In a recent statement, UN Human Rights Office (OHCHR) spokesperson Ravina Shamdasani described the development as “deeply worrying”.
The conflict pits the internationally recognized government of Yemen against a Houthi rebellion backed by Iran. The government of Yemen has long enjoyed the support of a Saudi-led international coalition. However, this narrative has obscured the nested conflict within that conflict.
Al Qaeda and Da’esh have created neo-tribal natal states in the South of Yemen and a recent uptick in violence in the region suggests they are on the march. This is a conflict between Da’esh and Al Qaeda for control of of the region and is just as vital to U.S. national interest.
Indeed, disturbing evidence posted on social media appears to show Al-Qaeda forces fighting alongside government forces in a battle with another militia in Yemen’s troubled South.
The U.S. has an immediate and short-term security interest in defeating terrorists in Yemen and ensuring they do not gain hold with any national government.
The shifting sands of Yemen’s Civil War are complex. Recently Al Qaeda and Da’esh forces have begun their own war against each other (according to the Washington Post). The Russian Federation is also taking a new look at playing additional roles in a region of Yemen in which it held significant influence during the Cold War.
Even so the policy of aiding one group against the other would be dangerous short-term mindset that will have a long-term impact. If the accusations prove true, it may prove to be déjà vu all over again for U.S. counter-terrorism policy in Yemen.
Yemen, a state with difficult terrain, strong tribal ties and a weak central government, has long been a textbook territory for Al Qaeda terrorists to launch attacks and develop networks.
From Yemen, Al Qaeda plotted an attack on Christmas 2009 that sought to blow-up a civilian airliner over a U.S. city. It was also the site of the attack on the U.S.S. Cole in 2000 which left 17 dead (and the thwarted attack on the U.S.S Sullivan).
Earlier this year a U.S. drone strike killed Al Qaeda leader Jamal Abu Abed Al Rahman Al Badawi –one of the apparent masterminds of the attack on the USS Cole. How did Badawi manage to stay on the run for 19 years?

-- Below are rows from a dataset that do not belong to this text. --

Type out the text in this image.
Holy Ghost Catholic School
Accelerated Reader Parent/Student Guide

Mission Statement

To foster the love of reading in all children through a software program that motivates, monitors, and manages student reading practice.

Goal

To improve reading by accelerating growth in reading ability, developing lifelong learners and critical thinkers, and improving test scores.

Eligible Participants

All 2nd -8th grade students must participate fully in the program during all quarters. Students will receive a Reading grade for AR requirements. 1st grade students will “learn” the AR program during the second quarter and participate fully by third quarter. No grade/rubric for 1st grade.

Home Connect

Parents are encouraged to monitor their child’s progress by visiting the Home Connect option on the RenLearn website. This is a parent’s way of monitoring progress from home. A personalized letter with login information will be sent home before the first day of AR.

In fact. he didn’t. He escaped from Yemeni government custody — twice. Once in 2004 and again in 2006 when he was one of 23 people including 12 Al Qaeda members who escaped in an infamous jailbreak that involved a complex tunnelling effort. He surrendered in 2007 only to be released shortly after in amnesty with Al Qaeda members who promised to lay down their arms – so much for that policy.
Badawi was just one example of how U.S. efforts to halt Al Qaeda were often hindered by the reticence of Yemen’s leaders. However, the government of long-time Yemeni dictator Ali Abdullah Saleh was overthrown in 2012 after months of street protests.
The new international government of Yemen maybe wholly committed to fighting the Houthis but, must be equally committed to other counter-terrorism efforts and break with the country’s past experiences.